Exercise :
Show that the group $\mathbb Z_{45}$ has exactly one subgroup of order $3$ and construct it.
Discussion :
First of all, $\mathbb Z_{45}$ has subgroups of order $d$, where $d$ is a divisor of the order of the given group, $\mathbb Z_{45} = 45$. Truly then, if $d=3$, it divides $45$, as it is $45/3 = 15$, so $\mathbb Z_{45}$ has a subgroup of order $3$.
The uniqueness and construction part is where I get confused though.

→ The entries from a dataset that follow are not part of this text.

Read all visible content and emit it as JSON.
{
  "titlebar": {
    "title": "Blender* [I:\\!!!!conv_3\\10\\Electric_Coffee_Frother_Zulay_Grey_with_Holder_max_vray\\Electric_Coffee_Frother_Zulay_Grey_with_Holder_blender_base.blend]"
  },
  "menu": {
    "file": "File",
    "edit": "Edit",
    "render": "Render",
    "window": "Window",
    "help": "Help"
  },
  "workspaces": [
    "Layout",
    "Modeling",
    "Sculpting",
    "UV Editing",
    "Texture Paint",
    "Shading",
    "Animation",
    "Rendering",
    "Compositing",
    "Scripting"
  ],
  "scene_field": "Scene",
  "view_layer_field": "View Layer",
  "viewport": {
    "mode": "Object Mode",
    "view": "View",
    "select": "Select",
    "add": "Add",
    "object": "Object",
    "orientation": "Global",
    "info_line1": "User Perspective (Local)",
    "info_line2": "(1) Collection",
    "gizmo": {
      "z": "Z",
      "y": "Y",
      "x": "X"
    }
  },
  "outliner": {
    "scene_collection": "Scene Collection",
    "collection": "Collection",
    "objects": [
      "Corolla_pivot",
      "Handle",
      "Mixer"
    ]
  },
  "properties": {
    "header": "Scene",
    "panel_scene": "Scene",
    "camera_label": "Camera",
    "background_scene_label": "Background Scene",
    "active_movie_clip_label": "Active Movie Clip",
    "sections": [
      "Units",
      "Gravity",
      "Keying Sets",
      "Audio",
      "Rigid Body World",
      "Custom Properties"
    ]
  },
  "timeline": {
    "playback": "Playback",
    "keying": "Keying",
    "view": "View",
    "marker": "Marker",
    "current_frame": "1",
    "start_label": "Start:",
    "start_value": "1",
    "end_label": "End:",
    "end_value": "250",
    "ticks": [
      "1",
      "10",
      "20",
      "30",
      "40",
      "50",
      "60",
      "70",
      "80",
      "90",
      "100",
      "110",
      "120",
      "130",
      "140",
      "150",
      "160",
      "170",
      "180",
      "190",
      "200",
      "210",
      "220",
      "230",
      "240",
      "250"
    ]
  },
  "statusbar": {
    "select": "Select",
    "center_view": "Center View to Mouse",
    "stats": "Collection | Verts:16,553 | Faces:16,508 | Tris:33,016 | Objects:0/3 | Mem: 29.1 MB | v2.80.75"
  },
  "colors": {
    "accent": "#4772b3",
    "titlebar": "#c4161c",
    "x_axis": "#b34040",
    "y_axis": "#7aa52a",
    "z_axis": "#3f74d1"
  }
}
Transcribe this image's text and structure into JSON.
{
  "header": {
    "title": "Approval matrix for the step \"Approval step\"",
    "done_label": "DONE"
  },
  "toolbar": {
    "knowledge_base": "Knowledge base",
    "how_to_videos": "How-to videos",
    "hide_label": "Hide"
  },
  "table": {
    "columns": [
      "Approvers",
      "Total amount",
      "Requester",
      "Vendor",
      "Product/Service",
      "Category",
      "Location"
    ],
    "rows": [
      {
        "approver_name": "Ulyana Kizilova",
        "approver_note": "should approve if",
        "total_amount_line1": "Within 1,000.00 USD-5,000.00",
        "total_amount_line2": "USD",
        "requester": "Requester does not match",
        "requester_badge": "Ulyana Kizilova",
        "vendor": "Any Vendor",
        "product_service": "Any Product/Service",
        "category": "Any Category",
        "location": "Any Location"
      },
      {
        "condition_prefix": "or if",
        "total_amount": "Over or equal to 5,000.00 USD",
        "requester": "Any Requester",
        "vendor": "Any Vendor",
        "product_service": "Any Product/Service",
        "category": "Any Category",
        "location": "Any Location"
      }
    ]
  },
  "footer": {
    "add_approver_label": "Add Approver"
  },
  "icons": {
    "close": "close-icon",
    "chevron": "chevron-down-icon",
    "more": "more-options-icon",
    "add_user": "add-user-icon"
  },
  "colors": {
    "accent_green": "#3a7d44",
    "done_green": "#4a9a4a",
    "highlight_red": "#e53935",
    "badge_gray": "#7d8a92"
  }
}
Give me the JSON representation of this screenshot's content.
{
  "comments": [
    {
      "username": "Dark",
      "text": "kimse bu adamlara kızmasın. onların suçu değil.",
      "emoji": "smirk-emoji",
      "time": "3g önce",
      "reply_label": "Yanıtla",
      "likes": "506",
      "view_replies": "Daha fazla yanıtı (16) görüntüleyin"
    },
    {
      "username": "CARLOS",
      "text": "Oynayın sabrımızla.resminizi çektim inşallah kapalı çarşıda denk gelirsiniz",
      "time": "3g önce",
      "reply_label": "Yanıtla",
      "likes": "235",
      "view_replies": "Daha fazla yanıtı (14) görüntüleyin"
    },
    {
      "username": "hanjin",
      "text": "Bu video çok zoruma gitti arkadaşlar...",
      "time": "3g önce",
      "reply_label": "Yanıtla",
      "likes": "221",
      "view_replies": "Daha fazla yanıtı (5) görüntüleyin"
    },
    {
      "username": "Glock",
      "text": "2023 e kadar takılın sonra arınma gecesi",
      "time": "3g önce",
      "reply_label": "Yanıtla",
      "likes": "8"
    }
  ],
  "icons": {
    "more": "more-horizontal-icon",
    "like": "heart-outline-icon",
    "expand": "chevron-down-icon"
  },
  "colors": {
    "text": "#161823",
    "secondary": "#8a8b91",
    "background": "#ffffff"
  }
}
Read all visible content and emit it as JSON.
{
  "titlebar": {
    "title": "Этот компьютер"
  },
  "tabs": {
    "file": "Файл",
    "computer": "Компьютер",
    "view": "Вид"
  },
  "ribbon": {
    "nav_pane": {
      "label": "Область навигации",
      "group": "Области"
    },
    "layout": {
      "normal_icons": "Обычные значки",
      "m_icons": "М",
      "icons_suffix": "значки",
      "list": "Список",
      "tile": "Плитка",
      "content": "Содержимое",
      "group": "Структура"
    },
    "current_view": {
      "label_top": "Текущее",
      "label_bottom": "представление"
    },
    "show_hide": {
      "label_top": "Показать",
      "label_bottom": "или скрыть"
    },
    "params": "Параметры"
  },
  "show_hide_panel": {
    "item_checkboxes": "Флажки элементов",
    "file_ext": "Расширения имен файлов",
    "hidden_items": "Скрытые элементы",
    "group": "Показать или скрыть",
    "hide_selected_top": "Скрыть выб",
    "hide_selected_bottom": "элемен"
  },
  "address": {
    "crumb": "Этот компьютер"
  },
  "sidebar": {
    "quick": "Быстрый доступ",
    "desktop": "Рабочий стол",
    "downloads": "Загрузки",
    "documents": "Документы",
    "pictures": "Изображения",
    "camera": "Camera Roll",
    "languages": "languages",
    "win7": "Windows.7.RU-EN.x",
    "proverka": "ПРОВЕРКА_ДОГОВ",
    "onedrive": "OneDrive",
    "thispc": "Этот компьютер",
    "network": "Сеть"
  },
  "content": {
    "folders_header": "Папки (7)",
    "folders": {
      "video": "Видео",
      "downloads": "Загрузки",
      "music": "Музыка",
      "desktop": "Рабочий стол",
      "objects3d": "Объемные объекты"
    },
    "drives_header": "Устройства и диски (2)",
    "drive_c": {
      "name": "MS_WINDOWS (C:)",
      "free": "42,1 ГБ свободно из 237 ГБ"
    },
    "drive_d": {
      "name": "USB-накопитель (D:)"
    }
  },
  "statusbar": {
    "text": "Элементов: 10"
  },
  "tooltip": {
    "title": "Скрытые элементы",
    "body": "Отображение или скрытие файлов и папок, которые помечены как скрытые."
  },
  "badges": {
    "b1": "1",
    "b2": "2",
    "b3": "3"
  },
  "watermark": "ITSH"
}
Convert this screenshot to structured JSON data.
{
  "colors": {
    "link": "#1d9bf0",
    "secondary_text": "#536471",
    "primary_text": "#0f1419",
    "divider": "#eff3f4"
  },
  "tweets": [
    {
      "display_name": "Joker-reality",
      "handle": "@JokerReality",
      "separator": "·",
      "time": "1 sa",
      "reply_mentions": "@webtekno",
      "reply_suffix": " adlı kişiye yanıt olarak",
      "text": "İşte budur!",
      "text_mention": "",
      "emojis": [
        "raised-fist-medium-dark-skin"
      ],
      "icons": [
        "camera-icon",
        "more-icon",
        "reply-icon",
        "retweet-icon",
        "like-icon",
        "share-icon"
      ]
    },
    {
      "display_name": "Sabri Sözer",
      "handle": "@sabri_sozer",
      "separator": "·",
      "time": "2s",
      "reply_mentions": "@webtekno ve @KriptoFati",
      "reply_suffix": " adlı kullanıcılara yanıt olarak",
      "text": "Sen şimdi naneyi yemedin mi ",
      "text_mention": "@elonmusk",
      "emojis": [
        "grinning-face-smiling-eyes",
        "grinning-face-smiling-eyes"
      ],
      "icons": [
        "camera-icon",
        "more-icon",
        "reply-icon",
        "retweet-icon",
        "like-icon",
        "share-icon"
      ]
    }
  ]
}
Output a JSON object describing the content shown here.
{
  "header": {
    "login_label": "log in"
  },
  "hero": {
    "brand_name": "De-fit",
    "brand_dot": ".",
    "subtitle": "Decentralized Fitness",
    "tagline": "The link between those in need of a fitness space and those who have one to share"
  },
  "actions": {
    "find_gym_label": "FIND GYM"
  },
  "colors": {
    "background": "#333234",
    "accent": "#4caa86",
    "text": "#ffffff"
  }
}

Let's suppose that $\mathbb Z_{45}$ has two subgroups $H,G$ of order $3$. Then, since $\mathbb Z_{45}$ is abelian, it will be $HG = GH$ and $HG$ would be a subgroup of $\mathbb Z_{45}$. But $|HG| = 3^2/|H \cap G| = 3\cdot d$ where $d=3,5,9,15$. But this contradicts to Lagrange's Theorem, so the subgroup of order $3$ should be unique.
Is this approach for the uniqueness correct ? For the construction part, I really do not know how to proceed (I generally have a difficulty of constructing groups in such cases and I would really appreciate a thorough elaboration or some tips on how to make my life easier on this).
Take $H=\{0,15,30\}$. Then $H$ is a subgroup of $\mathbb{Z}_{45}$ of order $3$.
Does $\mathbb{Z}_{45}$ have other elements of order $3$ besides $15$ and $30$? No, because $45\mid3n\iff15\mid n$. Since hevery subgroup of $\mathbb{Z}_{45}$ must have $2$ elements of order $3$, this shows that $H$ is the only such subgroup.
Concerning your approach, I don't see where is it that you get a contradiction with Lagrange's theorem.